Today AHIP sent out excerpts of
articles that show both some Republican and Democratic presidential candidates
have started bashing the pharmaceutical industry for raising prices so sharply
in recent months. Even some large pharmacy benefit managers are taking up the
fight, as shown in AHIP’s Medicare conference last month when Steve Miller,
M.D., senior vice president and chief medical officer at Express Scripts
Holding Co., said in a drug-price session that “brand drug inflation is totally
out of control.”
Pharmaceutical producers, whose chief
trade association interestingly hired away AHIP chief spokesperson Rob
Zirkelbach about two years ago to perform the same role for it, were having
none of this. Lori Reilly, executive vice president for policy and research at
that trade group, Pharmaceutical Research and Manufacturers of America, told
the AHIP conference session that an “unprecedented level” of rebates and
discounts from drug producers substantially limits the effective size of price
hikes for both the insurers and their members. Moreover, she noted, the insurer
comments don’t take into account the host of current drugs that are losing
patent protection in the next five years and thus will be going generic and
lowering costs. “Patents come and go, but generics are forever,” Reilly said.
Where is this burgeoning dispute
heading?
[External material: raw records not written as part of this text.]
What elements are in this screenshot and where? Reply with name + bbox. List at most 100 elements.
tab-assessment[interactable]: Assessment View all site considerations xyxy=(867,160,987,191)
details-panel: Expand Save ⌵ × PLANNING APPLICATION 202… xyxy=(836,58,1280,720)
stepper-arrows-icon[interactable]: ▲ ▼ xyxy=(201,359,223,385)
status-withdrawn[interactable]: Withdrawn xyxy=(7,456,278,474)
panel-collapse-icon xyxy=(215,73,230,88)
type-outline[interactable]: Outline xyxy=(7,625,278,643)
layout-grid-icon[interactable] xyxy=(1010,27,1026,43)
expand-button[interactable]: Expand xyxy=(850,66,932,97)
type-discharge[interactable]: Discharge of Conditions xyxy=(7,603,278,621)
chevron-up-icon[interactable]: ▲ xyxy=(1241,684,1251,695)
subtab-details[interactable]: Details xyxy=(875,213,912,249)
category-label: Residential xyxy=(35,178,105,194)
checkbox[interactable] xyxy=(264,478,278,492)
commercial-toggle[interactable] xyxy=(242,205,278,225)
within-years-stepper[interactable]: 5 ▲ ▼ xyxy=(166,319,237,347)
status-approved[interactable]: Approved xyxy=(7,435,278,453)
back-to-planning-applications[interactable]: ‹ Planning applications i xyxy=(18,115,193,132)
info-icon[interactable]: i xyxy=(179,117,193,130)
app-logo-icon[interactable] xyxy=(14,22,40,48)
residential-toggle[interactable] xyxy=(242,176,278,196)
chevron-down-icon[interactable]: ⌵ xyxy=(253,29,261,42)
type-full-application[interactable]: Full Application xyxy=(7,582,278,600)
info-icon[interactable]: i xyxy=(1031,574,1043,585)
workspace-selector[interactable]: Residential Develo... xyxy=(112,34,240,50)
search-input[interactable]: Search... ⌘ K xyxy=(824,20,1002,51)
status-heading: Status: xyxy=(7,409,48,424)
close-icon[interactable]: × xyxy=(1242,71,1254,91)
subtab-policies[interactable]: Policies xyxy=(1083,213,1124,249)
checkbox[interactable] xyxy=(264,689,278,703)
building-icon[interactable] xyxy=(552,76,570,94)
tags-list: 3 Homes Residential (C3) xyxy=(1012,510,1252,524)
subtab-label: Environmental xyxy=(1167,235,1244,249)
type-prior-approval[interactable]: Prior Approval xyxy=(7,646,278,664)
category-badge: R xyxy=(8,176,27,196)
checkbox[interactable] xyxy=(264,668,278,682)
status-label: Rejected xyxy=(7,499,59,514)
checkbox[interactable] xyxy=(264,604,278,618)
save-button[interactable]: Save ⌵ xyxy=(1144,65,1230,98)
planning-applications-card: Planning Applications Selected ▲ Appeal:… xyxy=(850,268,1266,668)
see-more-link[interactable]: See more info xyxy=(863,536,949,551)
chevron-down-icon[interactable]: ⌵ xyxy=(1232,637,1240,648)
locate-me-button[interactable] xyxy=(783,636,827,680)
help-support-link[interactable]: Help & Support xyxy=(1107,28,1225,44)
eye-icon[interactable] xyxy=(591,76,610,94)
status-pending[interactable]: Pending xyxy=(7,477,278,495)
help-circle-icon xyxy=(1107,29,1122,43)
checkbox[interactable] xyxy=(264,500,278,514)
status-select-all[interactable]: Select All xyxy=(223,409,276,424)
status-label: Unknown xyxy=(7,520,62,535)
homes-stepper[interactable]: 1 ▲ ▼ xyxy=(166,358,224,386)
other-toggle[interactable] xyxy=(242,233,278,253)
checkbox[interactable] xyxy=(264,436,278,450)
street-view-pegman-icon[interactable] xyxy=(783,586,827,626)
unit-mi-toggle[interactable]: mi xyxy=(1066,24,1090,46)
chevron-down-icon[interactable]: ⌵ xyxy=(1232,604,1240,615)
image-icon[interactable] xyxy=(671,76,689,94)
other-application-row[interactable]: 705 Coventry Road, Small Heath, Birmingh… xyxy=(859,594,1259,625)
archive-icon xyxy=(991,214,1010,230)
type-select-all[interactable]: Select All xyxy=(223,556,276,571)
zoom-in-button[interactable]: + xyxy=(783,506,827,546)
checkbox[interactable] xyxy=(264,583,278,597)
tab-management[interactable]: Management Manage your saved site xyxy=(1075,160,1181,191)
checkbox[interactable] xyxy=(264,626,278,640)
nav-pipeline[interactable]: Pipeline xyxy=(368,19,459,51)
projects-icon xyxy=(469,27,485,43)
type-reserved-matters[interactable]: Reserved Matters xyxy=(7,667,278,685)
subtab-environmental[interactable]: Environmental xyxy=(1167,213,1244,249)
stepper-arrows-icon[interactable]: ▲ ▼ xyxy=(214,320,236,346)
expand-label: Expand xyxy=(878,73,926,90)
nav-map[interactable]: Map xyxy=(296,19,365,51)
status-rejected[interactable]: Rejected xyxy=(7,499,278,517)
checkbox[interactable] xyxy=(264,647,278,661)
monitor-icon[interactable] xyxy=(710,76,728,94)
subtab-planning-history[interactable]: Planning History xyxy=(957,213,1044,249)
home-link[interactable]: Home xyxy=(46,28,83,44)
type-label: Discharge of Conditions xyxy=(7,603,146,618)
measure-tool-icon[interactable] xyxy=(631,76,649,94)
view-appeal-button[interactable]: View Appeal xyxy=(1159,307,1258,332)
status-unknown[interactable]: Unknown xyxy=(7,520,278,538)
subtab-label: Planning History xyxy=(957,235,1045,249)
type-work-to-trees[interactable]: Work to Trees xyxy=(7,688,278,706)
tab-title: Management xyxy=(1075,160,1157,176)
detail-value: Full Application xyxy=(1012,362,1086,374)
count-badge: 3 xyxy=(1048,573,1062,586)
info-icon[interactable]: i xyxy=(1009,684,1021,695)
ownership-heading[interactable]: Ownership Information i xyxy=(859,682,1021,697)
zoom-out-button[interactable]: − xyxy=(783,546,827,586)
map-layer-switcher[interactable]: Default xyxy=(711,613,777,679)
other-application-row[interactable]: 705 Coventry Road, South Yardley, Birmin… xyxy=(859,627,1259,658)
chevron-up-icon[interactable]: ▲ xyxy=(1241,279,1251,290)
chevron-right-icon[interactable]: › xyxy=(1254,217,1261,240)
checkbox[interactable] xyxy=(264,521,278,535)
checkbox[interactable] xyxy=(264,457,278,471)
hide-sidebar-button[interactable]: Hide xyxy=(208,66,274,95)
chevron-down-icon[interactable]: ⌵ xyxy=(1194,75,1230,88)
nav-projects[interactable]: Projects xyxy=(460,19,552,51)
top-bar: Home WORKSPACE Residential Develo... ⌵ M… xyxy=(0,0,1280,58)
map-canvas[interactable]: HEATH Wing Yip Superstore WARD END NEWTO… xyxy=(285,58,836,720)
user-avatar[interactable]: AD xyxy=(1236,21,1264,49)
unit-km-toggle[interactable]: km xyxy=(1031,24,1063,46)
Is it a sign of what’s coming that some portions of the pharmaceutical
industry are going right back after insurers, as Biotechnology Industry
Organization Chair Ron Cohen, M.D., did at AHIP's conference when he suggested
part of the problem is the “unbelievable variation” in how plans treat
different drugs via utilization management? Is there some ACA-like common
ground the two sides can find before the courts and Congress wind up having to
declare winners and losers? Or would that be akin to closing the barn door
after the horse — or elephant or donkey — already is out?